Behold, Mac Owain the corgi, quite possibly the laziest dog you could find in these lands. So lazy, in fact, that I had to drag it around like a floor mop to make it go outside, as you can see in this video.
  • My colleague/friend James ended his life at 39.
    I cried for the first time in probably twenty five years, wrote this farewell, and then traveled to his funeral where I found some closure.

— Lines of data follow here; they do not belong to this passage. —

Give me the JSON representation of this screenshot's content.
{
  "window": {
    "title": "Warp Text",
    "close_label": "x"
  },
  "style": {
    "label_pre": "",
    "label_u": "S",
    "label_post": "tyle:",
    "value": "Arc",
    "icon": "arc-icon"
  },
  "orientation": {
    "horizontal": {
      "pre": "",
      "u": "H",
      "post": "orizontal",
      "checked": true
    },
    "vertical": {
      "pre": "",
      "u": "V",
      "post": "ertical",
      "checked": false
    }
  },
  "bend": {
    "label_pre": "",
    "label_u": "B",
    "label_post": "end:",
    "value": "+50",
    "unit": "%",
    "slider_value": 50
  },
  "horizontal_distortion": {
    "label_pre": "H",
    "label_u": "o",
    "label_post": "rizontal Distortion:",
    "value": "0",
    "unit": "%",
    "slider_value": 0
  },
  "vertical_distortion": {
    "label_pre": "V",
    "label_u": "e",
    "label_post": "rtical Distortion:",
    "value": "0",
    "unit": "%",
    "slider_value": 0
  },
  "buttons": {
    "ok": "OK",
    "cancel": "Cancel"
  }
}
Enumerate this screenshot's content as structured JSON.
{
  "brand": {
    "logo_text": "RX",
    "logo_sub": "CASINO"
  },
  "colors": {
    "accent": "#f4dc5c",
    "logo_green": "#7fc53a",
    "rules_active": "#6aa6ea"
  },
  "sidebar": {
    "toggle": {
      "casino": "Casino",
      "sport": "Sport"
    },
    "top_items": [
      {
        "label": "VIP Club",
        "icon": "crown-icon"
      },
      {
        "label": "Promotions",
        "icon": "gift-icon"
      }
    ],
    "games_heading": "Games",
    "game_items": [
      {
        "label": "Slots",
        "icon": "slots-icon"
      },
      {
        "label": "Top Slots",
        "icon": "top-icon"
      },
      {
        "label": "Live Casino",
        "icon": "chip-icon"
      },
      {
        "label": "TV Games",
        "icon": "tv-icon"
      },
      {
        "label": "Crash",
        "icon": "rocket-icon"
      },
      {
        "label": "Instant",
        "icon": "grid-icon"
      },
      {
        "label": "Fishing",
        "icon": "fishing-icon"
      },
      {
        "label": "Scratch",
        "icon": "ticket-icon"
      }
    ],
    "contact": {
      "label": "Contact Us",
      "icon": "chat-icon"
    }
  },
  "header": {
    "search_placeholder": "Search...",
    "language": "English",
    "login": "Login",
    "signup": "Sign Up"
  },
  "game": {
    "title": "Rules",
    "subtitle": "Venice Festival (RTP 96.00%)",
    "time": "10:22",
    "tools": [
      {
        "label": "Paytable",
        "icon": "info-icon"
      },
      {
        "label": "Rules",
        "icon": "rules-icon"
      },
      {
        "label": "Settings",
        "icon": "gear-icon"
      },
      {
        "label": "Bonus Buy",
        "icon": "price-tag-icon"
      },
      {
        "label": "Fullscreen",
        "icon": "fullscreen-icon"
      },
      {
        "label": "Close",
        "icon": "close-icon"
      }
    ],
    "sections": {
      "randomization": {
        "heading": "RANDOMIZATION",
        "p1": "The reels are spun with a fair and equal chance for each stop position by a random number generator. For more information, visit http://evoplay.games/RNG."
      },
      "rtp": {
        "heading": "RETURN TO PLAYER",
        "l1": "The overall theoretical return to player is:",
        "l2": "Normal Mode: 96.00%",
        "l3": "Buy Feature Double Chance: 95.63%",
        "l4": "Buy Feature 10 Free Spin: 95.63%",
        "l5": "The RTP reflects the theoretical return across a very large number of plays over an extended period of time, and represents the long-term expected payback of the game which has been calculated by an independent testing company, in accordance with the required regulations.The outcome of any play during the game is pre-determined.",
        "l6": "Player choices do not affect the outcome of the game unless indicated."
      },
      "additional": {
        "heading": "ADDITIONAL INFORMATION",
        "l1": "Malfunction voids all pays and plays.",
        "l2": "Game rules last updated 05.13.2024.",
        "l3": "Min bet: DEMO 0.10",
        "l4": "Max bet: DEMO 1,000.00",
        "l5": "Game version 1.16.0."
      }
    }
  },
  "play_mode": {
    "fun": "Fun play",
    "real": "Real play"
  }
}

    Incidentally, while I was there, I also saw some of the heartland and its social fabric. With my nascent awareness of “back row America“, the opioid epidemic and symptomatic despair deaths of the “forgotten people” (see also: the unnecessariat), it is then that I understood, I think, what led to the rise of Trumpism some years prior. Division in the USA is not necessarily about red vs blue states, nor just urban vs rural. It is, among other things, decades of collapsing socio-economic conditions and a general feeling of betrayal and being ignored by the establishment, all crystallized into an ideology of mistrust; thus why you can’t really recover that demographic once it has organized and radicalized.
François discussing with James, when we last met him at a get-together in San Francisco.
  • I completed my third yearly term on the two real estate boards of directors, and sought a replacement to fill my seat, as I was scheduled to move to a different location a few months later, and also because my life had gotten pretty darned complicated and stressful at this point. I might get involved there again someday, but in the meantime, the toughest part was done and the facilities were in good hands, so “mission accomplished”.
  • Around the same period, a certain technology manufacturing company started asking me to meet increasingly unreasonable objectives, such as near-single-handedly doubling/tripling sales every month (I believe anyone who worked in sales & marketing will laugh heartily at this), while also asking me to turn a blind eye to supply chain issues & product design considerations, which is just not what a true CMO does.